---
# Trabalho 1 - Tópicos Especiais em Matemática Aplicada

**Alunos/Matricula:** João V. Farias & Renan V. Guedes / 221022604 & 221031363

**Arquitetura Usada:** Encoder-Decoder

**Dataset Link:** V1: [D-Talk](https://www.tensorflow.org/datasets/catalog/ted_hrlr_translate#ted_hrlr_translatefr_to_pt) from TensorFlow.Datasets

---

### **Projeto para traduzir mensagens do Francês para o Portugues**  

Neste projeto, vamos explorar e comparar três arquiteturas de redes neurais para tradução automática do francês para o português, usando o *dataset* TED Talks do *Open Translation Project*. A ideia é testar modelos do tipo **Encoder-Decoder**, analisando suas diferenças e impacto na qualidade da tradução.  
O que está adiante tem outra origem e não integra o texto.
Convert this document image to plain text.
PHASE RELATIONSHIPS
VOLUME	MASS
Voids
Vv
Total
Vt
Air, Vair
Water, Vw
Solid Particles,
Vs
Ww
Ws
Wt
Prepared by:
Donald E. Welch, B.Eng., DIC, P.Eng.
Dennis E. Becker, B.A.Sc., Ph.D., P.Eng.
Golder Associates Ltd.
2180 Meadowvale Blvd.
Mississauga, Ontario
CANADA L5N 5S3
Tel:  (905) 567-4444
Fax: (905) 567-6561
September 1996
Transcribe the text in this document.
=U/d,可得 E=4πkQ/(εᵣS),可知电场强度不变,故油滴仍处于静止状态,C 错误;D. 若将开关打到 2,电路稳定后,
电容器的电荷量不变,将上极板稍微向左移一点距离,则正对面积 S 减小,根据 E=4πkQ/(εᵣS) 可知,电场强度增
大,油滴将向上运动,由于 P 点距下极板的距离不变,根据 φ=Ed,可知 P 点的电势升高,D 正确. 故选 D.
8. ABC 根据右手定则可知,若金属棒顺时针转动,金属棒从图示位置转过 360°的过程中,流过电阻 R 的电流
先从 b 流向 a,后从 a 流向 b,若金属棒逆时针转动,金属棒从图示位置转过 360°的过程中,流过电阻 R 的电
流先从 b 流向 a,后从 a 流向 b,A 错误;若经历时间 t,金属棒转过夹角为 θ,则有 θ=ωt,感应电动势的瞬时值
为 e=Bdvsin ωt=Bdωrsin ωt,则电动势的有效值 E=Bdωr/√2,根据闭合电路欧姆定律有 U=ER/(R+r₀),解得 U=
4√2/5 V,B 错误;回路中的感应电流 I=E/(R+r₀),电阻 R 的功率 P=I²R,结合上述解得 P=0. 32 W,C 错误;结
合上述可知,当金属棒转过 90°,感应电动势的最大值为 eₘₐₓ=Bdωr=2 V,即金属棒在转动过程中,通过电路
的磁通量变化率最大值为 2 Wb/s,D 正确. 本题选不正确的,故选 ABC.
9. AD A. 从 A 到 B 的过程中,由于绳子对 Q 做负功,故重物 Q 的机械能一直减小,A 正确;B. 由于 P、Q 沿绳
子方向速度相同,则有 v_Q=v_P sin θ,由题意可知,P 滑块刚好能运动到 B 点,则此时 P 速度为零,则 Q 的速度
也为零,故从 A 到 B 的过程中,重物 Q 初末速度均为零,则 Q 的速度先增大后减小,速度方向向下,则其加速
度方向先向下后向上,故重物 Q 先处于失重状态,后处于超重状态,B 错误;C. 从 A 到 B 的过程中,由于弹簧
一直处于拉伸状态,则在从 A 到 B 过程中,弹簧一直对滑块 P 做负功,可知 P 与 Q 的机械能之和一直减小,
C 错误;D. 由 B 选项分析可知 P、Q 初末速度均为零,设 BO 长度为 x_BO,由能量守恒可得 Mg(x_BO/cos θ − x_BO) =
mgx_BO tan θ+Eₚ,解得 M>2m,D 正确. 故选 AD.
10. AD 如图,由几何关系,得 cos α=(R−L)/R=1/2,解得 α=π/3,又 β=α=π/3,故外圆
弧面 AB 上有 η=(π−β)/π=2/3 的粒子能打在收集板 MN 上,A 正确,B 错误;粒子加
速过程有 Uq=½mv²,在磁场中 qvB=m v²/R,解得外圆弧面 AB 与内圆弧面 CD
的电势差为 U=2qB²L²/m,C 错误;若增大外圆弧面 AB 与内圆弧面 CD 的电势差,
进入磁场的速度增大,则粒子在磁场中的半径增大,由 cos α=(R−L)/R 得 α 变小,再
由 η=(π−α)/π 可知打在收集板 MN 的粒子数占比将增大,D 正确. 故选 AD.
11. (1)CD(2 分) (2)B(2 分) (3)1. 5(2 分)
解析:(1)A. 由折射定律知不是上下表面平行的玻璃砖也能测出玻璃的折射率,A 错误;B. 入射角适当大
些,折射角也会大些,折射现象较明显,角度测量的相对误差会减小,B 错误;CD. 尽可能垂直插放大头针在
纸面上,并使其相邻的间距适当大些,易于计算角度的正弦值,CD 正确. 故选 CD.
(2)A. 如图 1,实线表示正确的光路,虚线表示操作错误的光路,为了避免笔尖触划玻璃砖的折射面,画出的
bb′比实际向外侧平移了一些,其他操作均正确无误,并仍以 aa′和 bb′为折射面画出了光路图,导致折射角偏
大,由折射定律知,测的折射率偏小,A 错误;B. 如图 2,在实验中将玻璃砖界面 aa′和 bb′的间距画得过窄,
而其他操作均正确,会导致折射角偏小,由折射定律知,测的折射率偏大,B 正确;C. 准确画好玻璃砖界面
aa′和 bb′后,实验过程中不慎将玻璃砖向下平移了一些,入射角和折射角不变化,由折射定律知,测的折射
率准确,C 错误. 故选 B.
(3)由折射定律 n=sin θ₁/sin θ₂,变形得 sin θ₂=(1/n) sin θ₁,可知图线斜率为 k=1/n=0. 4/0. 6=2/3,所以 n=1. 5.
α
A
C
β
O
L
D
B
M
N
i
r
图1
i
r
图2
Os três modelos que vamos treinar são:  

1. **LSTM (Long Short-Term Memory)**  
   - Um modelo básico de rede recorrente bidirecional. O **Encoder** processa a frase em francês e gera um contexto, enquanto o **Decoder** usa esse contexto para formar a tradução em português.  
   - A principal vantagem desse modelo é sua capacidade de lidar com dependências de longo prazo nas sequências.  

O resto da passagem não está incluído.